Selain menekuni dunia sastra Amir Hamzah juga aktif di pergerakan kebangsaan. Dia menjadi Ketua Indonesia Muda cabang Solo dan tahun 1930 dalam Kongres Indonesia Muda ia berpidato dalam bahasa Indonesia dengan fasih padahal ketika itu kebanyakan para pemuda tidak menguasai Bahasa Indonesia dan lebih senang menggunakan bahasa Belanda Dia banyak bergaul dengan kaum pergerakan dan mengajar di sebuah Perguruan Nasional. Kritiknya terhadap Hindia Belanda sangat tajam. Sehingga tahun 1937 Pemerintah Hindia Belanda memerintahkan Sultan Langkat untuk memanggil pulang Amir Hamzah ke tanah kelahirannya dan dikawinkan dengan Teuku Kamiliah putri sulung Sultan Langkat, sekaligus dinobatkan sebagai pangeran yang bergelar Tengku Pangeran Indera Pura. Dari perkawinannya itu di karuniai 5 orang anak 4 diantaranya meninggal didalam kandungan dan tinggal seorang yang hidup bernama Teuku Tahura. HB Yasin pun memberikan gelar “Raja Penyair” kepada Amir Hamzah dan pada tahun 1933 ia bersama Sultan Takdir Alisyahbana dan Armijn Pane menerbitkan majalah “Pujangga Baru”. Hasil karya Amir Hamzah dikumpulkan dan diterbitkan sebagai buku, dua buku kumpulan sajak-sajaknya yang terkenal antara lain Nyanyi Sunyi dan Buah Rindu.
Baca juga: Sejarah Kota Binjai
Sesudah Indonesia merdeka, Gubernur Sumatera Mr. Teuku Mohammad Hasan menetapkan Amir Hamzah sebagai Wakil Pemerintah RI untuk daerah Langkat. Dengan melihat pengalaman-pengalamannya ketika di Jawa. Ia mendukung sepenuhnya Pemerintahan RI di daerah Langkat, sekalipun akhirnya ia justru difitnah dan menjadi korban dari revolusi sosial yang meletus awal Maret 1946 dan digerakkan kaum komunis yang anti-feodalisme.
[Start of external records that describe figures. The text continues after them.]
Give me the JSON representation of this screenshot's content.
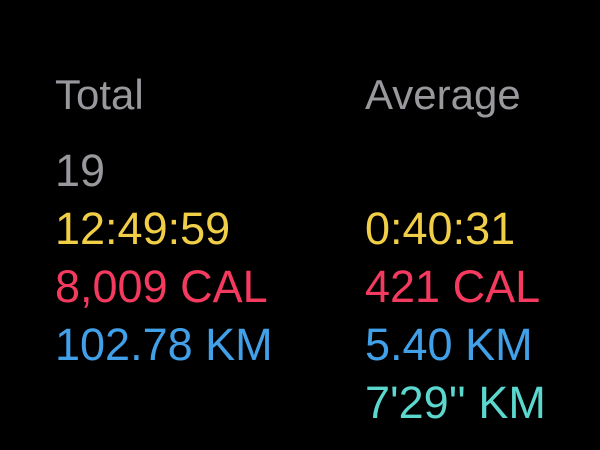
{
  "screen": {
    "name": "workout-summary"
  },
  "theme": {
    "background": "#000000",
    "header_gray": "#98989d",
    "count_gray": "#98989d",
    "duration_yellow": "#f0ce47",
    "calories_red": "#f43a5e",
    "distance_blue": "#41a0e8",
    "pace_teal": "#5bd7cd"
  },
  "summary": {
    "headers": {
      "total": "Total",
      "average": "Average"
    },
    "rows": [
      {
        "label": "workout-count",
        "total": "19",
        "average": "",
        "color": "#98989d"
      },
      {
        "label": "duration",
        "total": "12:49:59",
        "average": "0:40:31",
        "color": "#f0ce47"
      },
      {
        "label": "calories",
        "total": "8,009 CAL",
        "average": "421 CAL",
        "color": "#f43a5e"
      },
      {
        "label": "distance",
        "total": "102.78 KM",
        "average": "5.40 KM",
        "color": "#41a0e8"
      },
      {
        "label": "pace",
        "total": "",
        "average": "7'29'' KM",
        "color": "#5bd7cd"
      }
    ]
  }
}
Suasana Sumatera Timur cukup panas dan Amir Hamzah pun akhirnya dibuang keluar Kota Binjai, di Kebun lada dan dipindahkan lagi ke Kuala Begumit tempat pembuangannya terakhir. Hidupnya berakhir tanggal 20 Maret 1946. Nasib yang dialaminya sesuai dengan sajak yang ia tulis:
Mengail ke Pulau Tuntung
Dapat seekor udang galah
Kalau nasib tidak beruntung
Apapun dibuat jadi salah.
Di Jakarta, namanya diabadikan sebagai salah satu taman yang terletak di seputar tugu Monumen Nasional (Monas), yang dikenal dengan Taman Amir Hamzah.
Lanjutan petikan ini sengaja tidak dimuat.